C’est au courant brechtien que l’on peut rattacher, alors, bon nombre des dramaturges de langue allemande (à l’exception de Peter Handke) et, parmi eux, Max Frisch, pour qui la rencontre avec Brecht, en 1947, en Suisse, fut décisive, Martin Walser et Peter Weiss. Ils eurent en commun la volonté de traiter à la scène des problèmes essentiels de la société allemande (dont celui, bien sûr, de sa responsabilité dans le nazisme, la guerre et les camps de concentration) et de le faire dans une forme à laquelle Brecht a redonné ses lettres de noblesse: la «pièce didactique» (ou Lehrstück : Max Frisch sous-titre Biedermann et les incendiaires «pièce didactique sans doctrine»). En apparence, la modification de la dramaturgie traditionnelle à laquelle procédèrent un Frisch ou un Walser est moins radicale que celle des auteurs des années 1950: le personnage est réinstauré dans son identité, la description du milieu social va jusqu’à frôler le naturalisme... C’est aussi le cas avec ce qu’on a appelé le «nouveau théâtre anglais » qui est plus ou moins issu de l’«école de la cuisine» (d’après le titre de la première pièce de Wesker: La Cuisine ). Sans doute des dramaturges comme John Osborne et Arnold Wesker utilisèrent-ils certains procédés du «théâtre épique» selon Brecht: construction par tableaux nettement séparés les uns des autres, inclusion de songs coupant l’action, présence d’un narrateur... Mais c’est plutôt au théâtre réaliste de la fin du XIXe siècle qu’il faudrait rattacher ces dramaturges, à celui d’Ibsen notamment (auquel Osborne s’est intéressé).
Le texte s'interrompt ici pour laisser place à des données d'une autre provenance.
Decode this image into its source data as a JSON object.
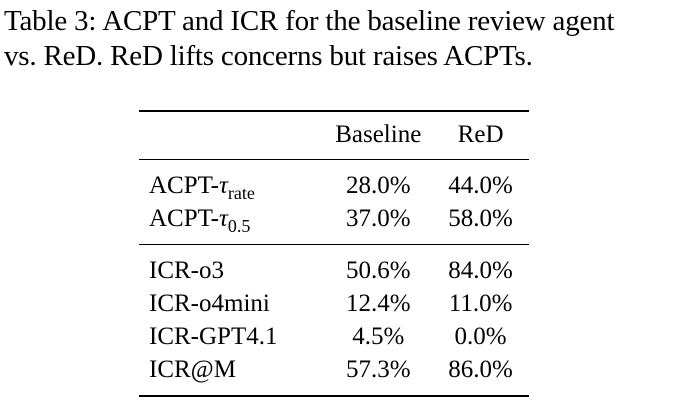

Le seul auteur britannique qui ait tenté de construire une dramaturgie proprement épique est John Arden, dont La Danse du sergent Musgrave reste, probablement, la parabole politique la plus aiguë du théâtre anglais des années 1960.

En Allemagne, inspiré par la leçon de Brecht et l’exemple du théâtre révolutionnaire des années 1920, d’Erwin Piscator notamment (ce Piscator qui, redevenu, après plus de vingt ans d’exil, l’intendant de la Freie Volksbühne, y créa – ce fut son avant-dernier spectacle – L’Instruction ), Peter Weiss essaya de mettre au point de nouvelles formes de théâtre politique pour lesquelles il reprit le terme, déjà utilisé sous l’Allemagne de Weimar, de «théâtre-document» ou «théâtre documentaire». Ce théâtre documentaire, précisait-il, est un «théâtre du compte rendu»: il «se refuse à toute invention, il fait usage d’un matériel documentaire authentique qu’il diffuse à partir de la scène, sans en modifier le contenu, mais en en structurant la forme»; il «ne met pas en scène des conflits individuels mais des comportements liés à leurs motivations socio-économiques». Refusant la conception aristotélicienne (encore respectée par Brecht) de la fable ou de l’action comme la fiction des personnages, ce théâtre documentaire «ne représente plus la réalité saisie dans l’instant», mais cite, sur le tribunal de la scène, tel ou tel «morceau de la réalité arraché au flux continu de la vie», après l’avoir soumis à un travail formel rigoureux de type épique (utilisation des interruptions, éclatement de la structure du récit...). Il devient le moyen d’une prise de parti politique. Et, de préférence à l’édifice théâtral conventionnel, sa représentation appelle d’autres lieux: «Le théâtre documentaire doit parvenir à pénétrer dans les usines, les écoles, les stades et les salles de meetings.»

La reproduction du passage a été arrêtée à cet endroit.